Depreciation is a tax advantage that should be carefully managed, points out Brad Palen, a Certified Public Accountant. This tax season, farmers have an excellent shot at larger depreciation deductions due to a temporary bonus depreciation rule in effect for 2008.
"The economic stimulus package that was passed in early 2008 included a provision for bonus depreciation,” says Palen, who is a manager in the ag division at Kennedy and Coe, a Midwestern accounting firm. "The bonus depreciation only applies to new equipment purchases, where you can write off 50% of the qualified asset's cost in the first year.”
Palen says that by using the enhanced Section 179 election, which was raised to allow deductions on up to $250,000 worth of equipment purchases in 2008 (up from $128,000 in 2007), plus bonus depreciation, farmers may be able to write off a large portion of their equipment purchases in the first year. However, he cautions that depreciation should fit into your overall tax plan.

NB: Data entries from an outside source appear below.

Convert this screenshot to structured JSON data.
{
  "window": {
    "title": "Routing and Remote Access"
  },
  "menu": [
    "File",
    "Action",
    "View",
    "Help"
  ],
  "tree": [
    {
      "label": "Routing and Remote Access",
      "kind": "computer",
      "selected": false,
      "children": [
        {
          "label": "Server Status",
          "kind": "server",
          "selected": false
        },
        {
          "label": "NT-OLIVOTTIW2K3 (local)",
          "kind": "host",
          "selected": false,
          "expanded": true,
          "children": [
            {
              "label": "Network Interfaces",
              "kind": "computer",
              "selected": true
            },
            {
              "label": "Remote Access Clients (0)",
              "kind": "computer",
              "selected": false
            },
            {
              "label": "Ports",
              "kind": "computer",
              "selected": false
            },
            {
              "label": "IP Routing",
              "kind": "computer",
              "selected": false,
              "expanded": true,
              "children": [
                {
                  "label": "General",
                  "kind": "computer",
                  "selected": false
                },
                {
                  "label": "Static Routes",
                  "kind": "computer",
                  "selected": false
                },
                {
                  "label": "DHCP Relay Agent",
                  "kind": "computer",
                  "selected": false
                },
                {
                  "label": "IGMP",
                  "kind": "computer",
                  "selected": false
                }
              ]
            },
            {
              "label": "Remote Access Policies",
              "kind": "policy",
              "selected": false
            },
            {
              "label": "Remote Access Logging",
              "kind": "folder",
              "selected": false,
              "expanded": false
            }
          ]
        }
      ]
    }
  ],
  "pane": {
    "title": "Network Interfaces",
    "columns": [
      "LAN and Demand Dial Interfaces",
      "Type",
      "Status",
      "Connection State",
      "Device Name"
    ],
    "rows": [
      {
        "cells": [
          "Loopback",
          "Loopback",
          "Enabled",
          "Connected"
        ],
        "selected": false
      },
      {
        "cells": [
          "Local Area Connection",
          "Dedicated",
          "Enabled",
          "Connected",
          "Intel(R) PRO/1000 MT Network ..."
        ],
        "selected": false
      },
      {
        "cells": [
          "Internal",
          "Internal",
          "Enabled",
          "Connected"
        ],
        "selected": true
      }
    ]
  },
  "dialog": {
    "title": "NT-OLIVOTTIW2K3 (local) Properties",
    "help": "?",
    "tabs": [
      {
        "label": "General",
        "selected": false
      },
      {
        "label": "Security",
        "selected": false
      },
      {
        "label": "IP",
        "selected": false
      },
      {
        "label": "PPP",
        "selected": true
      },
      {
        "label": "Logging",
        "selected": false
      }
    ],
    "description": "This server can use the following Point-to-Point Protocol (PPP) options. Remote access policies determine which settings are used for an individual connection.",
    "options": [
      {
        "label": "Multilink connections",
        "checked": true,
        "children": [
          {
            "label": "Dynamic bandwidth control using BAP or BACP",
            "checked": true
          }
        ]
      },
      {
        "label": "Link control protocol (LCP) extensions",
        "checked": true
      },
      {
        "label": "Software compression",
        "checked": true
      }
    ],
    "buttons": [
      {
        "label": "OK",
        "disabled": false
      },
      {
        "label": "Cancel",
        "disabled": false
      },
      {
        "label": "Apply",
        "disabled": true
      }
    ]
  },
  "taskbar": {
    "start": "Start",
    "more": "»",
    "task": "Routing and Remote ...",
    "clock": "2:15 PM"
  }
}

"People can get caught up in buying new equipment to save tax dollars and write it all off in the first year, which may make sense short-term, but they need to keep the longer-term strategy in focus as well,” says Palen. "If they elect to write it all off in 2008, they won't have the benefit of depreciation deductions on those assets in the future. Be sure you don't kill the goose to get the golden egg.”
Dennis Rollenhagen, who farms near Wells, Minn., says that he tends to make the major decisions about how much depreciation to take for his equipment purchases at the end of the year once he has looked at his overall tax burden. "Once harvest is over with, then we look at if we should delay income or make purchases and then we make the final decisions,” says Rollenhagen. He adds that blips in the tax code might influence decisions but they don't radically change his usual equipment replacement strategy. The year 2008 definitely is a blip, notes Palen, since bonus depreciation will no longer apply and the 179 election goes back down to approximately $130,000 in 2009.